Security researchers have discovered new safety failures that affect Apple devices with M2 or A15 chips and from now on. . Vulnerabilities, folded Slap and flop and first reported by Bleeping computerI could allow attackers to read information on the open web tabs of a user. Depending on the eyelashes that you have opened, this could put data such as passwords and bank information at risk.
This is not a software problem, but rather a hardware defect that affects CPU and leaves them vulnerable to lateral channel attacks. This type of exploit measures the activity of the CPU and uses factors such as energy consumption, time and sound to infer information about user behavior.

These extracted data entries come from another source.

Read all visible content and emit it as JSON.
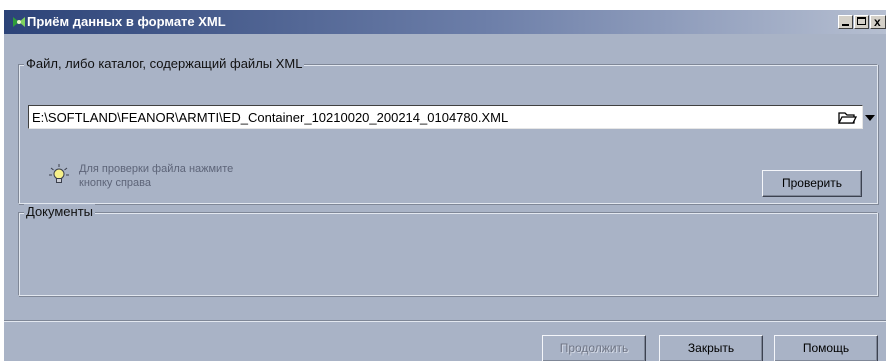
{
  "window": {
    "title": "Приём данных в формате XML",
    "icon": "xml-import-icon",
    "controls": {
      "minimize": "minimize-icon",
      "maximize": "maximize-icon",
      "close": "close-icon",
      "close_glyph": "x"
    }
  },
  "file_group": {
    "legend": "Файл, либо каталог, содержащий файлы XML",
    "path_value": "E:\\SOFTLAND\\FEANOR\\ARMTI\\ED_Container_10210020_200214_0104780.XML",
    "browse_icon": "folder-open-icon",
    "dropdown_icon": "chevron-down-icon",
    "hint_icon": "lightbulb-icon",
    "hint_line1": "Для проверки файла нажмите",
    "hint_line2": "кнопку справа",
    "check_button": "Проверить"
  },
  "documents_group": {
    "legend": "Документы"
  },
  "footer": {
    "continue_button": "Продолжить",
    "continue_enabled": false,
    "close_button": "Закрыть",
    "help_button": "Помощь"
  },
  "colors": {
    "window_bg": "#a9b3c6",
    "title_start": "#2c4378",
    "title_end": "#b6bfd1",
    "hint_text": "#5d6478"
  }
}
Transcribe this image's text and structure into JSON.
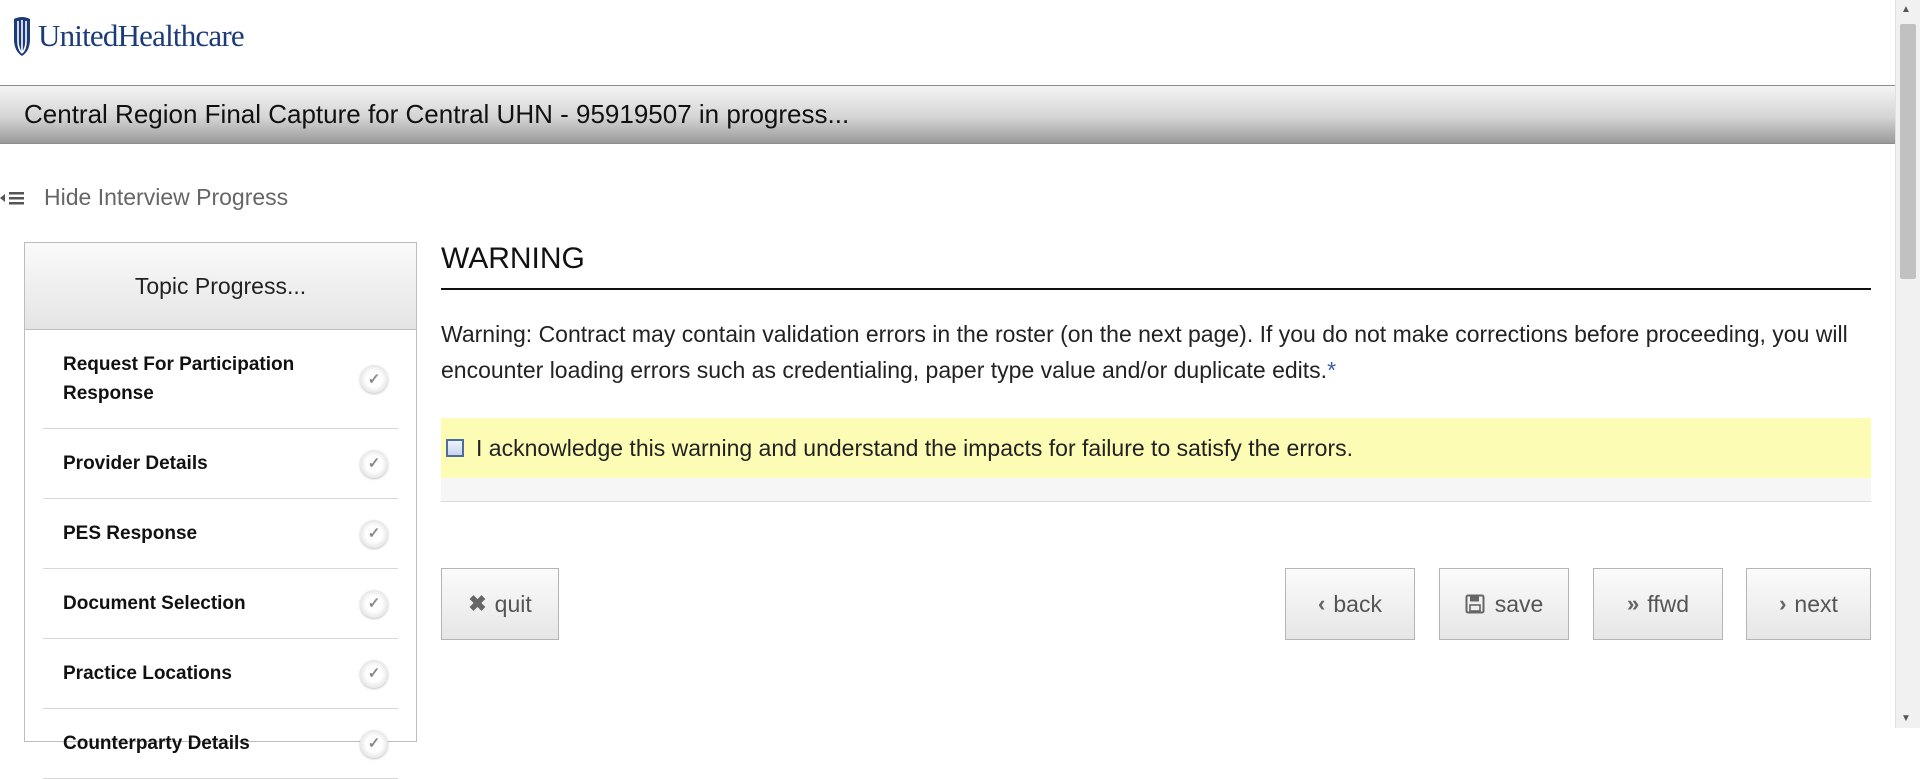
{
  "header": {
    "logo_text": "UnitedHealthcare"
  },
  "titlebar": {
    "title": "Central Region Final Capture for Central UHN - 95919507 in progress..."
  },
  "progress_toggle": {
    "label": "Hide Interview Progress"
  },
  "sidebar": {
    "heading": "Topic Progress...",
    "topics": [
      {
        "label": "Request For Participation Response"
      },
      {
        "label": "Provider Details"
      },
      {
        "label": "PES Response"
      },
      {
        "label": "Document Selection"
      },
      {
        "label": "Practice Locations"
      },
      {
        "label": "Counterparty Details"
      }
    ]
  },
  "main": {
    "heading": "WARNING",
    "warning_text": "Warning: Contract may contain validation errors in the roster (on the next page). If you do not make corrections before proceeding, you will encounter loading errors such as credentialing, paper type value and/or duplicate edits.",
    "required_mark": "*",
    "acknowledge_label": "I acknowledge this warning and understand the impacts for failure to satisfy the errors.",
    "acknowledge_checked": false
  },
  "buttons": {
    "quit": "quit",
    "back": "back",
    "save": "save",
    "ffwd": "ffwd",
    "next": "next"
  },
  "colors": {
    "brand": "#1c3b7a",
    "ack_highlight": "#fcfcb4"
  }
}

He Specter and Meltdown The 2018 defects worked similarly.
It is quite complicated, but the important part is that it makes it possible for the attackers to have their hands in confidential information even when it is correctly protected by the software that its PC is executing. The cause of these weaknesses is not purely an Apple problem, it is a performance optimization used in most modern CPUs.
Computer programs are only a long series of instructions that the CPU executes, but because there are many different results to cover, these instructions expand in all types of different branches. “If A then x, if B, then do and” or “If a occurs, return to point X”, in a large program, millions of decisions like these happen to progress.
To accelerate things, now it is a standard practice to predict which route should take the CPU and start running instructions later. In this way, more work can be done at the same time, instead of all the instructions waiting for their turn in the right order.
This optimization is called speculative execution or prediction of branches, and because it is based on predictions, it is not always going well. It is when the predictions are counterproductive that we obtain these hardware vulnerabilities that attackers can take advantage of.
The complete names of the new defects are “data speculation attacks by predicting the load address in Apple Silicon (SLAP)” and “break the CPU Apple M3 through false loading predictions (flop)”. Both essentially cause the same problem, but although Slap is limited to the safari browser, Flop also works with Chrome.
Research demonstrates with demonstrations that attacks based on these defects are possible, but there is no evidence that cybercriminals use them at this time. The researchers shared their findings with Apple last year and said the company He replied, stating that he plans to address the problems. However, months have passed and since the documents have been published, Apple’s only official comment (A Bleepingcomputer) is this:
“ According to our analysis, we do not believe that this problem poses an immediate risk for our users. ”
Although these attacks do not involve malwareThey still begin with a visit to a malicious website. As always, the best way to protect until we receive security updates is to be careful with suspected links and URLs while sailing.